Naël et moi nous séparâmes à l'entrée de mon cour d'Anglais. En effet, il avait pris Espagnol en spécialité. Nous n'étions donc malheureusement pas dans le même cour. On se sourit mutuellement et je rentrai dans ma classe. Un peu en retard, certes, mais cela ne valait pas le regard foudroyant que me lança le professeur d'Anglais. Je me fis alors toute petite et jetais un coup d'œil sur la classe pour repérer Alice.

En effet, ma place était à coté d'elle dans presque tousles cours qu'on partageait ensemble. Je l'aperçus dans un coin de la classe et me dirigeai vers elle.

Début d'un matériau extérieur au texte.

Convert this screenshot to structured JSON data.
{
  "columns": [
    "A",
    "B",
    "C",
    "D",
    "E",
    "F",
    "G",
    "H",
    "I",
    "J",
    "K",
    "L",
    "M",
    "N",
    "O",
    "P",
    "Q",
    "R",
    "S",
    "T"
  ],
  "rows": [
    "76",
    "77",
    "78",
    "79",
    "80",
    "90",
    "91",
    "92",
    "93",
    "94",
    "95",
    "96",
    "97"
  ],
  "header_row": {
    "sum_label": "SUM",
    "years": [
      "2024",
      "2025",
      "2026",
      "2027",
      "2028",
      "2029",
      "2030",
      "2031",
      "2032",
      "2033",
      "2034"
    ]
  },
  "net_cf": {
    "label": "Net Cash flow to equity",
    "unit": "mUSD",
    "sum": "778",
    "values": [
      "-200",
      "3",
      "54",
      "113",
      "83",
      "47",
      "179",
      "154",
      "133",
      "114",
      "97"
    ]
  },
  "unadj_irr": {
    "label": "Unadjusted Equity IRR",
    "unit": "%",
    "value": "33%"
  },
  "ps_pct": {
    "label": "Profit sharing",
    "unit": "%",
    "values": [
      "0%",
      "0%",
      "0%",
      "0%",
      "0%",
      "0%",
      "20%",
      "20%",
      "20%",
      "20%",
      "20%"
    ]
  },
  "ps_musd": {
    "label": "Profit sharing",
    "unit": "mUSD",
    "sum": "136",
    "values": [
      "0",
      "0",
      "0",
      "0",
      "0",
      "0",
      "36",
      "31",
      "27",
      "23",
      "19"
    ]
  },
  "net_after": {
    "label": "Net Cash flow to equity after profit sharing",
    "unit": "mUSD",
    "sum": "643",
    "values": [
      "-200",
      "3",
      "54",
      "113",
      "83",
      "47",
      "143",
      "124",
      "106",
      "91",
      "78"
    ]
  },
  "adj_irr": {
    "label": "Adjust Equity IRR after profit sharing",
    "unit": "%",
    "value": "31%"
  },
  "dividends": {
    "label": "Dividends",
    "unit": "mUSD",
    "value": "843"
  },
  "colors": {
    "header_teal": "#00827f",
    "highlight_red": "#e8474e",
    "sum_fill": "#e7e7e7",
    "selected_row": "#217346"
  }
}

Elle me vit alors arriver de loin et elle secoua la tête frénétiquement. Je fronçais les sourcils, ne comprenant pas son attitude. Elle parut de plus en plus affolée à mon arrivée, me faisant de grands signes à mon approche.

Tête de mule que je suis, je m'avançai jusqu'à elle quand même. Je me frayais un chemin entre l'enchevêtrement de bureaux et de chaises. Je crus que j'allais tomber plusieurs fois à cause des fameuses lanières de sac à dos qui formaient comme des pièges pour mes pauvres pieds.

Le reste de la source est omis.